TURISMO.- La Junta de Andalucía, mediante la Consejería de Fomento, Infraestructuras y Ordenación del Territorio, investiga 174 casos de viviendas protegidas en las que existen indicios de que sus propietarios las hayan alquilado para uso turístico.

Los dueños de estos inmuebles se pueden exponer a sanciones que oscilan entre los 9.000 y los 10.000 euros, según informó la Administración autonómica, que agregó que actualmente las delegaciones territoriales “están investigando estos casos para verificar si se han producido infracciones de carácter grave por utilizar estas viviendas para otro fin que no sea el de residencia habitual”.

El Área de Inspección ha realizado actuaciones de investigación que afectan a 25.536 viviendas, de las cuales 346 se encontraban ubicadas en parcelas con promociones de vivienda protegida. Una vez descartadas las viviendas ya descalificadas, se ha estrechado el cerco a estos 174 casos de viviendas protegidas que se siguen investigando para determinar si sus dueños han procedido a su alquiler con fines turísticos.

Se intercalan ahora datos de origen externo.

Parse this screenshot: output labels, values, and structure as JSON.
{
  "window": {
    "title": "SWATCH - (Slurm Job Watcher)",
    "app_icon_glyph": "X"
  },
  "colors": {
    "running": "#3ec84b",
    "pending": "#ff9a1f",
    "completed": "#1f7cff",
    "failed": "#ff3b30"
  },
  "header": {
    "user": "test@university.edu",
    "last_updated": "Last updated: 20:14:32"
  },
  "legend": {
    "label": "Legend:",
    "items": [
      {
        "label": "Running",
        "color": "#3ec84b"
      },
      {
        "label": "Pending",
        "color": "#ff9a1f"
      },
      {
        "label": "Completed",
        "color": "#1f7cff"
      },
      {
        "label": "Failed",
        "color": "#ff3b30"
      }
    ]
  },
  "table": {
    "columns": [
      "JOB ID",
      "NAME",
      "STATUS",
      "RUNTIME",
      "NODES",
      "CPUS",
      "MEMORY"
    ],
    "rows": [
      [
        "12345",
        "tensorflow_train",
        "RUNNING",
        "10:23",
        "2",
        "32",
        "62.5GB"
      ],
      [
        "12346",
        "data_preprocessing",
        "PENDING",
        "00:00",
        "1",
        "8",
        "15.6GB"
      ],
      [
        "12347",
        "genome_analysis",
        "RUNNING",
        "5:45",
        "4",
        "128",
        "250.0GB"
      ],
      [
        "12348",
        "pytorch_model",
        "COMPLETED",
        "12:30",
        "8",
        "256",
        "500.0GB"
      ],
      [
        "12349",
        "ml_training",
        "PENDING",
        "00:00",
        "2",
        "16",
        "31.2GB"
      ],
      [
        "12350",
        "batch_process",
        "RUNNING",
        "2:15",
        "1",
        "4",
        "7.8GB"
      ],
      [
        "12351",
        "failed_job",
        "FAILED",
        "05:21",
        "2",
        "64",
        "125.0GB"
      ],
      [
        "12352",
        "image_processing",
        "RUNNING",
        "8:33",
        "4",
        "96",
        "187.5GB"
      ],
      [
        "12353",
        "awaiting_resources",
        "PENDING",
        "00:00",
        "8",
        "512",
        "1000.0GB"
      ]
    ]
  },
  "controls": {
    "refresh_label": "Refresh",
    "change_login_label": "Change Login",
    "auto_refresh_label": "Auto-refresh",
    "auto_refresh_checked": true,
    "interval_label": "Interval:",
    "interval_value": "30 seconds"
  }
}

Durante los ejercicios 2018 y 2019 se han tramitado 14 procedimientos sancionadores por el uso no autorizable de la vivienda protegida como alquiler turístico, que se encuentran finalizados con resolución. En muchos de los casos, según la Junta, los infractores han procedido al cese voluntario de esta actividad y al pago de la sanción.

Asimismo, en 2019 se han abierto diligencias previas de investigación, previstas en el artículo 55 de la Ley 39/2015, de 1 de octubre del Procedimiento Administrativo Común de las Administraciones Públicas, y que afectan, en principio, a otras 30 viviendas protegidas en las que existen indicios graves de que se están destinando a un uso turístico no autorizable.

Apertura de diligencias
Con la apertura de estas diligencias “se determinará con la mayor precisión posible la persona o personas que pudieran resultar responsables y las circunstancias o hechos relevantes para la incoación en su caso, de expediente sancionador conforme a lo señalado en la normativa vigente”.

La Ley 13/2005, de 11 de noviembre, de Medidas para la Vivienda Protegida y el Suelo (artículo 4.1) y el Decreto 149/2016, de 25 de julio, por el que se aprueba el Reglamento de Viviendas Protegidas de la Comunidad Autónoma de Andalucía (artículo 11) recogen que las viviendas protegidas han de destinarse a residencia habitual y permanente del titular autorizado.

Por último, se indicó que en el artículo 19 de la citada ley se califica como infracción grave “el incumplimiento, por parte de la persona destinataria de la vivienda protegida u ocupante autorizado de la misma, de la obligación de ocuparla en los plazos reglamentariamente establecidos o de dar a la misma el destino de domicilio habitual y permanente”.